Observe that nowhere among our five extant England-Wales-name workbook fields will you find name length data, and we even politely declined the offer of the suitable, supplementary Length field that was tendered in the previous post. Again, we want to see if we can figure average name length without a length field’s well-meaning intercession.
So get back to our bookmarked SUMPRODUCT, which is, and is not, essentially coterminous with the unassuming apples and oranges computation. You’ll note first of all that both SUMPRODUCTS reference two arrays, but our average-length-finder couches the first of these with a LEN, one that stuffs a 402-row range inside its bulging parentheses, even as our previous meet-ups with LEN in previous posts sized the contents of but one cell per formula. And the very fact that we can grant LEN this superimposition atop an array reference at all is, to me at least, imperfectly obvious. But you can. But we also need to understand in turn that SUMPRODUCT is an off-the-shelf embodiment of an array formula, a class of expressions that power through multiple calculations in but one go, a capability that in fact was made clear by the more rudimentary fruit-and-veg example, when you think about it – and you should (for an instructive introduction to array formulas look here).
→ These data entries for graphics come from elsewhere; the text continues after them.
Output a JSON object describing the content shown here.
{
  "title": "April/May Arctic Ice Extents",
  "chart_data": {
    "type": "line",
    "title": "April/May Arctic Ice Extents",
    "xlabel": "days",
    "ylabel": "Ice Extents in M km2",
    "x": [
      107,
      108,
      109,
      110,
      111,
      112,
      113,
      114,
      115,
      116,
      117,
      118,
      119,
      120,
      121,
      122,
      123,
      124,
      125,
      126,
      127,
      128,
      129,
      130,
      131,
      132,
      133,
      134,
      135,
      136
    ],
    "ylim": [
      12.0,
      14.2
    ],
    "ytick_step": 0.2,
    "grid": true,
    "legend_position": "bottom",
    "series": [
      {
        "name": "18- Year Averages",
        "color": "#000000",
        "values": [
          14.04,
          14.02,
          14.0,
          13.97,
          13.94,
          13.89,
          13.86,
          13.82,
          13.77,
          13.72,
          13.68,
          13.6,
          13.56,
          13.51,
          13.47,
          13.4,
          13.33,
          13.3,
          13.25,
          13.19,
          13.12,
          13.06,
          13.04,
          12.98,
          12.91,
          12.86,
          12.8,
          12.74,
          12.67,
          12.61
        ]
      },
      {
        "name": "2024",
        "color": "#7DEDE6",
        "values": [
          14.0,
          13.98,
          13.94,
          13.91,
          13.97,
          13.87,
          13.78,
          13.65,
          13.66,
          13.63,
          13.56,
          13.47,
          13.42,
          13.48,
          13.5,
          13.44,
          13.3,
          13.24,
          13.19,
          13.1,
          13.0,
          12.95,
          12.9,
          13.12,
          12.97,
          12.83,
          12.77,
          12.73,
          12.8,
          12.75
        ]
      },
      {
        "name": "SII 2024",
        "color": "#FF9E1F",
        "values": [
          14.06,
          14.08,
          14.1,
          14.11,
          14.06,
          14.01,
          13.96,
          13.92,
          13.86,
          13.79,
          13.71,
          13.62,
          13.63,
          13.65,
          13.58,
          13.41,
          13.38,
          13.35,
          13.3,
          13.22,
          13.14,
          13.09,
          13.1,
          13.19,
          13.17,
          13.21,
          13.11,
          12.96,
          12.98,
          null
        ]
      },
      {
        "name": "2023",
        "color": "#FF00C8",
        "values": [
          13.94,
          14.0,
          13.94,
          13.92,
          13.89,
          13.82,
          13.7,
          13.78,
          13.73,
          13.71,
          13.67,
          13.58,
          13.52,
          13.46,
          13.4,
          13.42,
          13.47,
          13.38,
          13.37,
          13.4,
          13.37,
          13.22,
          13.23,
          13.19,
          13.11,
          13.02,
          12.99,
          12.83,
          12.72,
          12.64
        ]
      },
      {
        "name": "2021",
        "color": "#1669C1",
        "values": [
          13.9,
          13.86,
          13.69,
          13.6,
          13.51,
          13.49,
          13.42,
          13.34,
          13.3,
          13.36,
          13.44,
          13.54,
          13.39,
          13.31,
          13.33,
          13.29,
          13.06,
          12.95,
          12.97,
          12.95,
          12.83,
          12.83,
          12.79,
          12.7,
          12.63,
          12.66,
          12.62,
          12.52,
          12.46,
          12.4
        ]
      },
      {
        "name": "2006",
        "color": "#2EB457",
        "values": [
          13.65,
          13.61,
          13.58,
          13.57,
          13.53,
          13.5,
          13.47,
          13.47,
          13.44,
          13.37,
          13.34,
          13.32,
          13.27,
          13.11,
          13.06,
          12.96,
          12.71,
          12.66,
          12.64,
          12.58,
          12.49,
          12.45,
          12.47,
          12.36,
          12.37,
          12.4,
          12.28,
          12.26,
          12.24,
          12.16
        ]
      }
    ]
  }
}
Thus the LEN(D2:D403) excerpt measures the length of each name in the D column – and then multiplies each length by the corresponding number of children bearing that name (reported in the E column) – and then adds all those results…and divides that grand total by the sum of all the births. And that’s a weighted average. Here’s the formula again:
=SUMPRODUCT(LEN(D2:D403),E2:E403/SUM(E2:E403))
Thus the calculated length of D2 is multiplied by the associated number of births in E2, as are the like values in D3 and E3, and so on, all the way down to D403 and E403. These are then all added, turning out an aggregate length in characters. That number – which happens to be 2,238,510 – next submits to the divisor comprising the number of all births – 343,022; and 2,238,510/343,022 confers a weighted name-length average of 6.25285. Got that?
Of course it makes sense – it has to, or else let me be the first signatory to your class action suit against Microsoft. But array formulas do require a think, because the kind of syntactical sense they espouse doesn’t always tally with standard user expectations.
But I for one was perplexed by a more generic thought-provoker, one that brought me back in touch with that ancient mathematical fundament, the order of operations. It turns out, for example, that the SUMPRODUCT under our microscope could have been alternatively written this way:
=SUMPRODUCT(LEN(D2:D403),E2:E403)/SUM(E2:E403)
Look closely, because that variant hasn’t slithered out of a photocopier. It is different from our earlier take, in virtue of the parenthesis (or bracket, depending on your IP address) right-flanking the E2:E403 segment before the divisor symbol. Here, then
(LEN(D2:D403,E2:E403)
are regarded of a piece, and indeed, the entire SUMPRODUCT formula ends there:
=SUMPRODUCT(LEN(D2:D403),E2:403)
and the /SUM(E2:E403) simply tacks itself discretely to the above taking the SUMPRODUCT result further, but from the outside, as it were.
But everything you see in our original SUMPRODUCT belongs to it; nothing there is external to the function as it is written. Here, SUM(E2:E403) appears to button itself to E2:E403 alone, and then divide it; but apart from the fact that that fraction doesn’t seem to make much sense, it isn’t what’s happening anyway. Consider the difference between
=6*(4/2) and =(6*4)/2
Guess what – there is none. Either way you get 12.
P.S. If you’re a name devotee, the US Social Security site Popular Baby Names page issues a free pass to an enormous holding of birth name data dating back to 1883 in easy-to-convert text file mode, apparently listing every first name given to at least five babies each year. And they have state-by-state breakouts, too.